List: Dry beans (lentils, chickpeas, pinto, black beans, etc.)

SEED AND NUTS

I know some people have nut allergies, but I mainly use nuts for my plant-based milk and smoothies. 

List: Cashew, walnut, almonds, pumpkin seeds, sunflower seed, flaxseeds, chia seeds, tahini and others.

RICE AND GRAINS

I’m not entirely a rice person. I’m more of a grains lover, but if I choose rice, these are my options.

List: Basmati, Jasmine, paella rice, brown rice, quinoa, oats, etc.

VEGETABLES

There are many vegetables, so I’ve listed my most-used vegetables in this post. Vegetables have a shelf life of 2 to 4 days; keep that in mind when purchasing.

List: Asparagus, Broccoli, Cauliflower, Eggplant, Artichokes, Mushrooms, Spinach, Celery, Zucchini, Cucumber, etc. And my root vegetables are sweet potatoes, beets, carrots, radishes, yams, etc.

FRUITS

Fruits are healthy and an essential part of my plant based diet. Because it’s a quick, healthy snack.

List: Berries, blackberries, apples, avocado, mangoes, pear, strawberries, raspberries, peaches, bananas, melons, cherries, grapefruit, pomegranate, Granny Smith, etc.

storage container

FRESH HERBS AND SPICES

I grew up in the Caribbean, so fresh herbs and spices are dear to my heart. I’m not a pinch-of-salt-and-black-pepper girl (lol). Moreover, fresh herbs and spices add an entirely different flavor to your meal. It’s also just healthier – because of antioxidants. 

List: Basil, parsley, mint, cilantro, chives, green onions, thyme, oregano, ginger, tamari, red pepper flakes, cumin, cinnamon, curry, rosemary, lemongrass, etc.

POWDERS

There are various powders, but these are my staples. 

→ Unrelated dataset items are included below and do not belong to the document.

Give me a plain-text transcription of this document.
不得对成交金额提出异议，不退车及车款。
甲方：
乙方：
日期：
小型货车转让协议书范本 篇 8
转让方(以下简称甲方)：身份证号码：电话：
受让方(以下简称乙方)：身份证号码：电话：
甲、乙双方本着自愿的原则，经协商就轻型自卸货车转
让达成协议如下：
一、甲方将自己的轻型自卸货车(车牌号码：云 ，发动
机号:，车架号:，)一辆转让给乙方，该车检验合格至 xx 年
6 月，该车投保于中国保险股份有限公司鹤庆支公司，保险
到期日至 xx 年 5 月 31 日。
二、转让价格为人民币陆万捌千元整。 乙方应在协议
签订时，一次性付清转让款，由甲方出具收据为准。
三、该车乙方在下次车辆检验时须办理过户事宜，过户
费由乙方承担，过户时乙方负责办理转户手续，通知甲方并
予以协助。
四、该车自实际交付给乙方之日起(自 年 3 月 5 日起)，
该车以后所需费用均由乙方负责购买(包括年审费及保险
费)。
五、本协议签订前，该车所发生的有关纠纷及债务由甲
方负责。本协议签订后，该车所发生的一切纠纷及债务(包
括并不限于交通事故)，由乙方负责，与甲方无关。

List: Pumpkin seed powder, ashwagandha, cacao powder, turmeric powder, maca powder, hemp protein powder etc.

PROTEIN

List: Beans, Quinoa, lentils, nutritional yeast. If you want to add meat – Boneless Chicken thighs or breasts, Salmon, Tofu, Fish and eggs, pastured organic.

OTHERS

This section is where you can add your staples. 

In the end, it’s all about developing a healthy strategy. A lot of planning and budgeting goes into each meal. Besides, I really take my health seriously because feeling my best is key to functioning at my fittest. So instead of relying on the restaurant to provide me with essential nutrients, I stock my pantry with the right foods. 

plant based pantry

CONCLUSION

Before I close, let me share a fun tip. Read the labels! You would be surprised at the unhealthy ingredients in those bottles.

Now that I’m considering changing my pantry to plant-based foods, I know this post would help you.